Le processus de l’orientation scolaire en Communauté française de Belgique : l’injustice de la responsabilisation
Communication de Géraldine André pour l'atelier 2 "Les politiques d'orientation à l'épreuve des inégalités"
Géraldine André
Chercheuse-doctorande, Groupe de recherche sociologie action sens (GReSAS)
Facultés universitaires catholiques de Mons
geraldine.andre@fucam.ac.be
La contribution proposée s'inscrit dans la thématique du deuxième atelier « Les politiques d'orientation à l'épreuve des inégalités ». Elle repose sur les premiers résultats d'une recherche entamée en 2005 dont une des finalités est la mise en perspective sociopolitique des dispositifs d'orientation dans l'enseignement secondaire en Communauté française de Belgique.
Pensée dans les années soixante et mise en place au cours de la décennie suivante dans une volonté politique de démocratisation et d'égalité des chances, la structure actuelle de l'enseignement secondaire en Communauté française de Belgique connaît un premier cycle dit « commun » dont une des fonctions explicites est de retarder l'orientation vers les filières technique et professionnelle. L'accès à ces filières se fait normalement au début du deuxième, voire du troisième cycle. Cette structuration les dévalorise : elles font figure de voies de relégation dans lesquelles l'élève ne se retrouve qu'après avoir fait la preuve de son incapacité à se maintenir dans l'enseignement général. Les effets négatifs de cette organisation ont été maintes fois soulignés : ce sont les jeunes des familles les plus défavorisées ou fragiles qui acceptent de passer du général au professionnel. Une des hypothèses développée dans cette communication est que l'orientation vers ces formes d'enseignement vise au moins autant à préserver et à protéger la filière générale qu'à proposer un projet de vie professionnelle aux jeunes connaissant des difficultés scolaires.
Les élèves orientés vers l'enseignement technique et professionnel sont conduits à structurer leur identité à partir de l'image négative qui y est associée.
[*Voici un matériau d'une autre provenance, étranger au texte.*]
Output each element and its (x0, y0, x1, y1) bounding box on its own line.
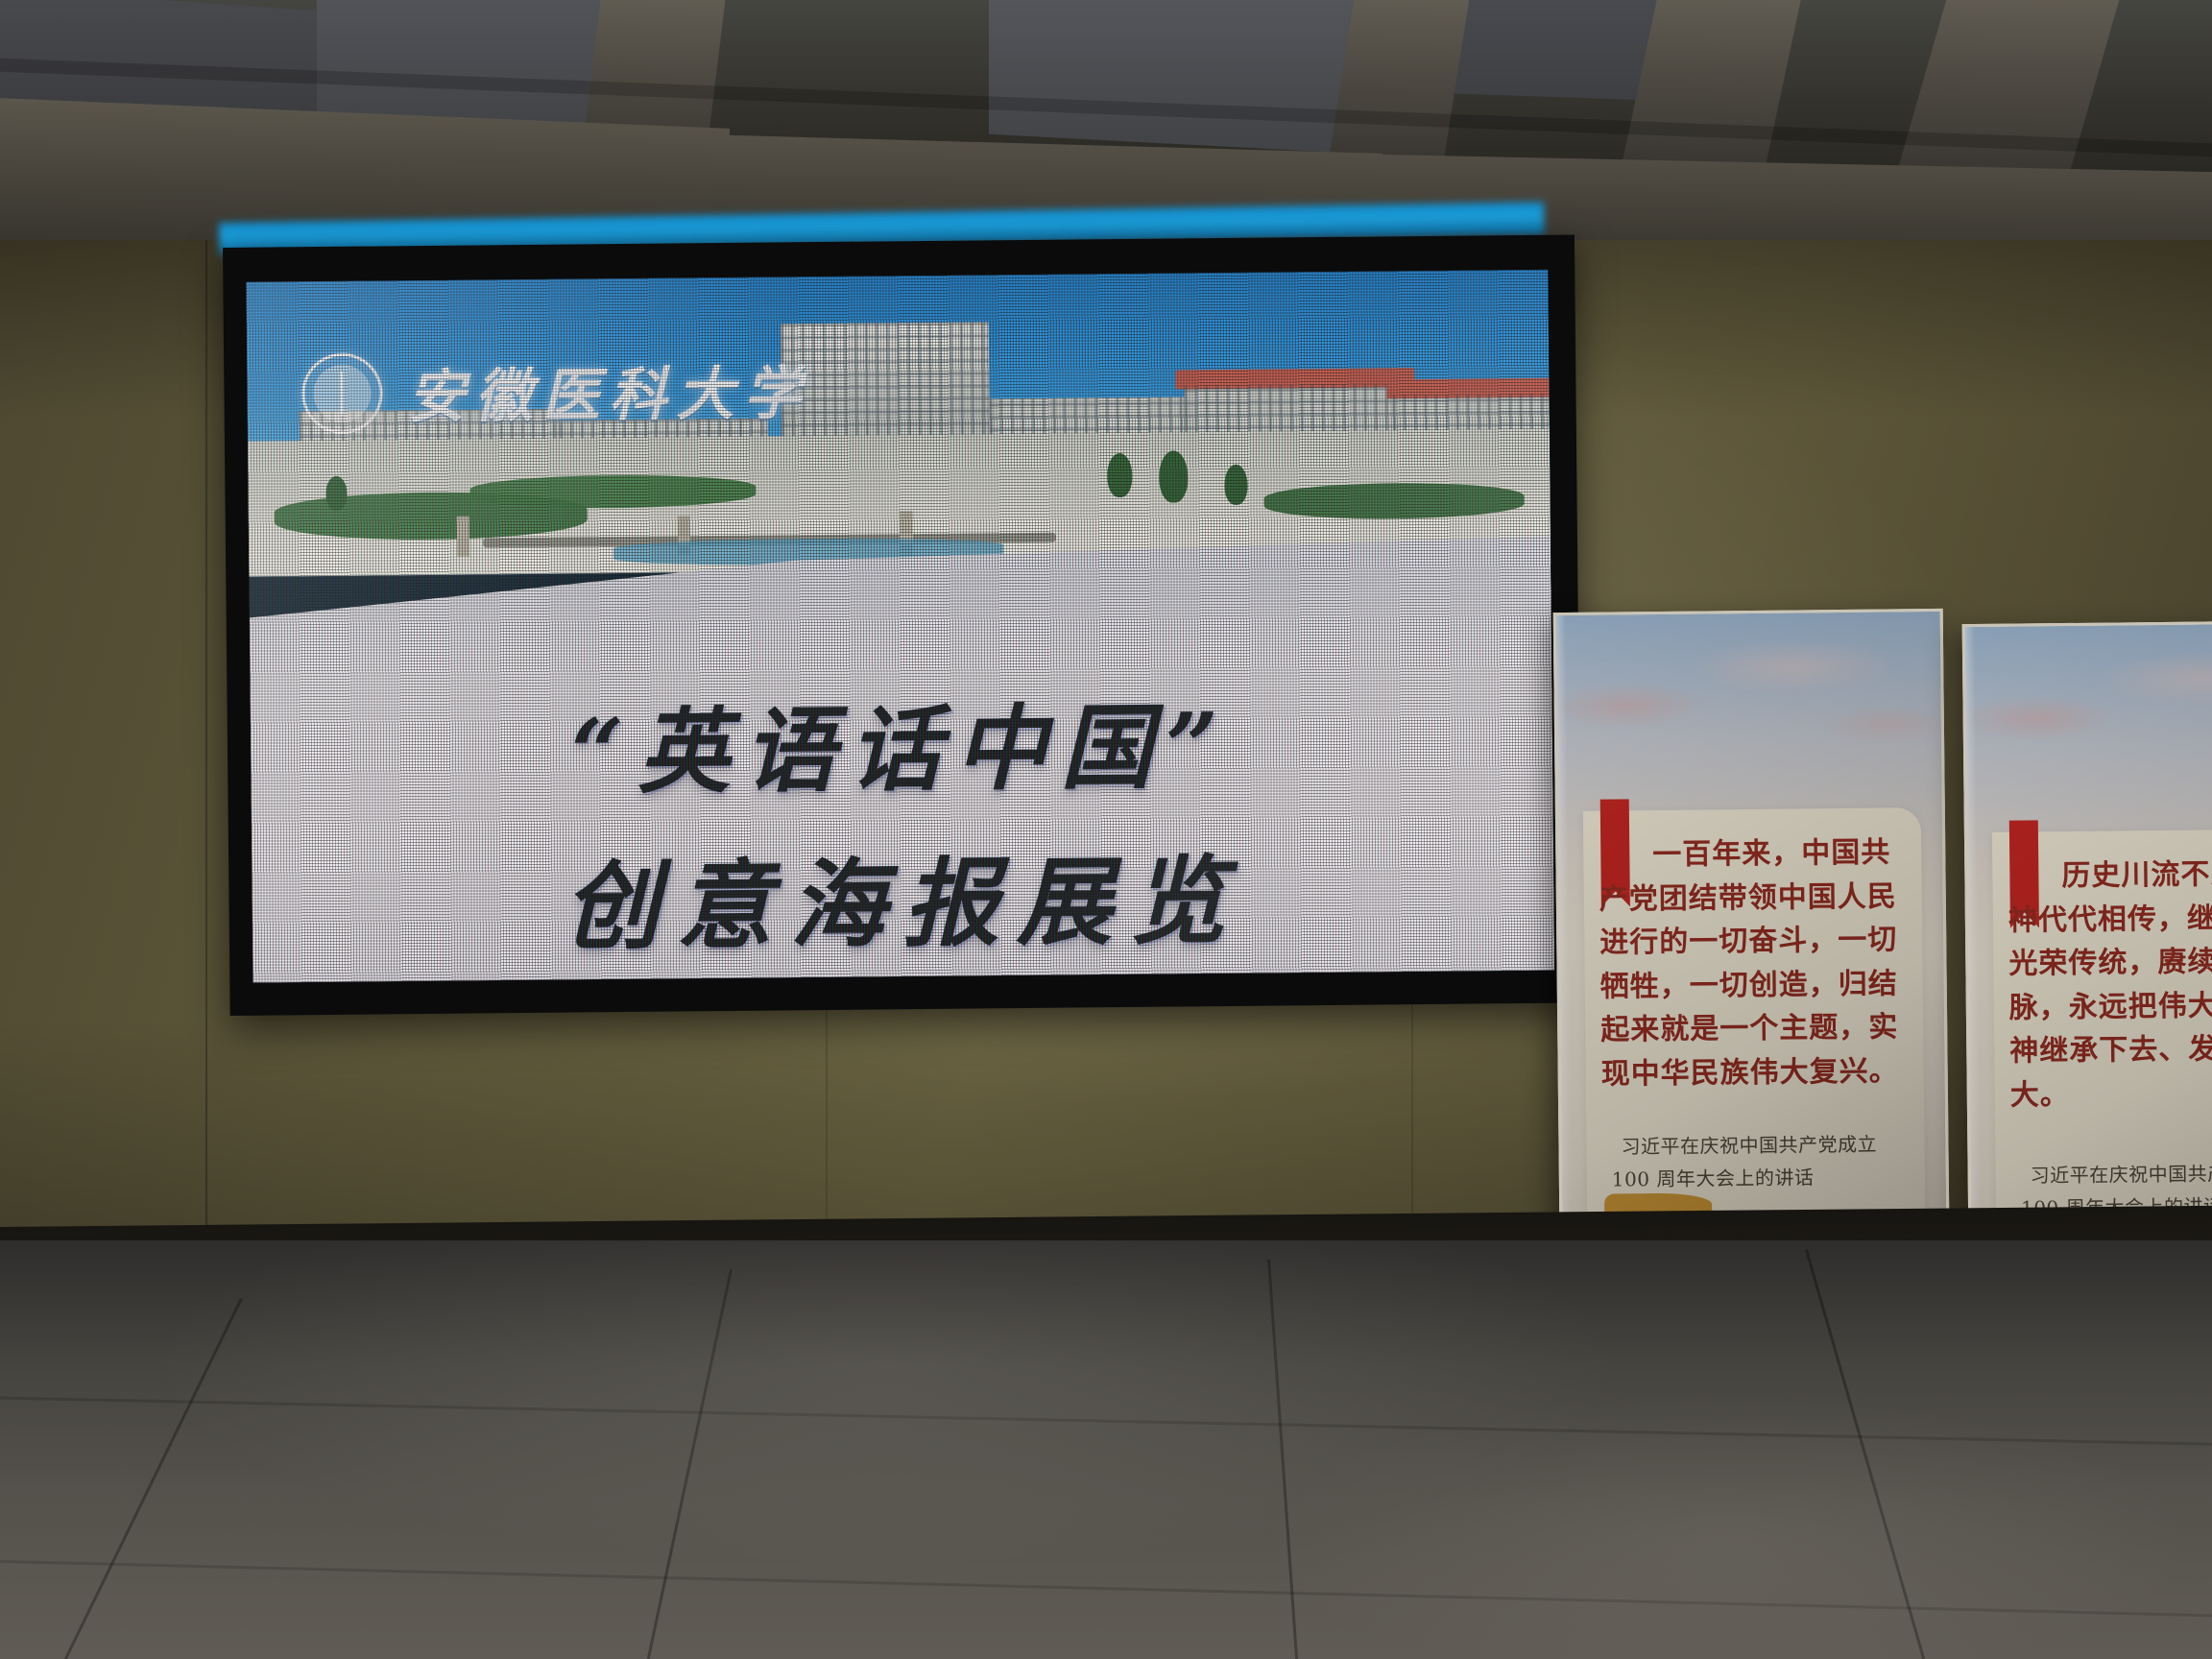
banner-quote-text: 一百年来，中国共产党团结带领中国人民进行的一切奋斗，一切牺牲，一切创造，归结起来… (1599, 830, 1914, 1096)
headline-line-2: 创意海报展览 (252, 820, 1554, 972)
led-active-area: 安徽医科大学 “英语话中国” 创意海报展览 (246, 270, 1554, 983)
floor-tile-seam (0, 1394, 2212, 1452)
campus-tree (1224, 465, 1247, 505)
campus-tree (326, 476, 348, 511)
wall-seam (205, 240, 207, 1238)
banner-attribution-line-1: 习近平在庆祝中国共产党成立 (1621, 1128, 1909, 1162)
floor-tile-seam (1805, 1249, 1956, 1659)
floor-tile-seam (38, 1298, 243, 1659)
headline-line-1: “英语话中国” (250, 669, 1552, 815)
university-mark: 安徽医科大学 (301, 347, 811, 435)
floor-reflection (0, 1240, 2212, 1659)
floor-tile-seam (626, 1269, 733, 1659)
campus-tree (1107, 453, 1132, 497)
led-display-screen: 安徽医科大学 “英语话中国” 创意海报展览 (223, 234, 1582, 1015)
floor-tile-seam (0, 1557, 2212, 1623)
floor-tile-seam (1267, 1260, 1307, 1659)
university-seal-icon (301, 352, 383, 434)
photo-scene: 安徽医科大学 “英语话中国” 创意海报展览 一百年来，中国共产党团结带领中国人民… (0, 0, 2212, 1659)
university-name: 安徽医科大学 (407, 347, 811, 434)
floor (0, 1240, 2212, 1659)
banner-quote-text: 历史川流不息，精神代代相传，继续弘扬光荣传统，赓续红色血脉，永远把伟大建党精神继… (2008, 852, 2212, 1118)
led-headline: “英语话中国” 创意海报展览 (250, 669, 1554, 972)
campus-tree (1159, 451, 1189, 503)
plaza-pillar (457, 517, 469, 557)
Le sentiment de relégation y est d'autant plus développé qu'elles se caractérisent aussi par une forte homogénéité sociale, notamment en raison des parcours d'exclusion qui y convergent. Si des données quantitatives sont disponibles sur la circulation des flux de population à l'intérieur de l'enseignement secondaire, sur le passage du général aux filières dévalorisées, peu d'études qualitatives ont été consacrées au sens que ce changement de filière revêt pour les élèves, à la manière dont il est vécu, à l'influence de ce vécu sur la suite de leur trajectoire scolaire et de leur intégration dans un marché du travail qui leur est par ailleurs peu favorable.
Nous avons tenté de mener une telle recherche en croisant ethnographie et sociologie compréhensive, en nous centrant sur le vécu, les représentations et les pratiques des élèves dans trois établissements scolaires de Charleroi. Dans cette communication, nous montrerons comment le processus d'orientation tel qu'il fonctionne actuellement est traversé par une logique qui vise à responsabiliser l'élève à l'égard de son propre parcours scolaire et, d'une certaine manière, à l'avenir socioprofessionnel qui en découle.
L'objectif de cette communication est donc d'interroger les logiques ambivalentes de responsabilisation qui sous-tendent le phénomène de l'orientation. Á partir d'une analyse comparative de quelques parcours scolaires, nous porterons un regard critique sur le projet de réforme de l'enseignement technique et professionnel et plus spécifiquement sur le processus d'orientation qu'il implique, articulé autour d'un prétendu « choix positif propre à l'élève ».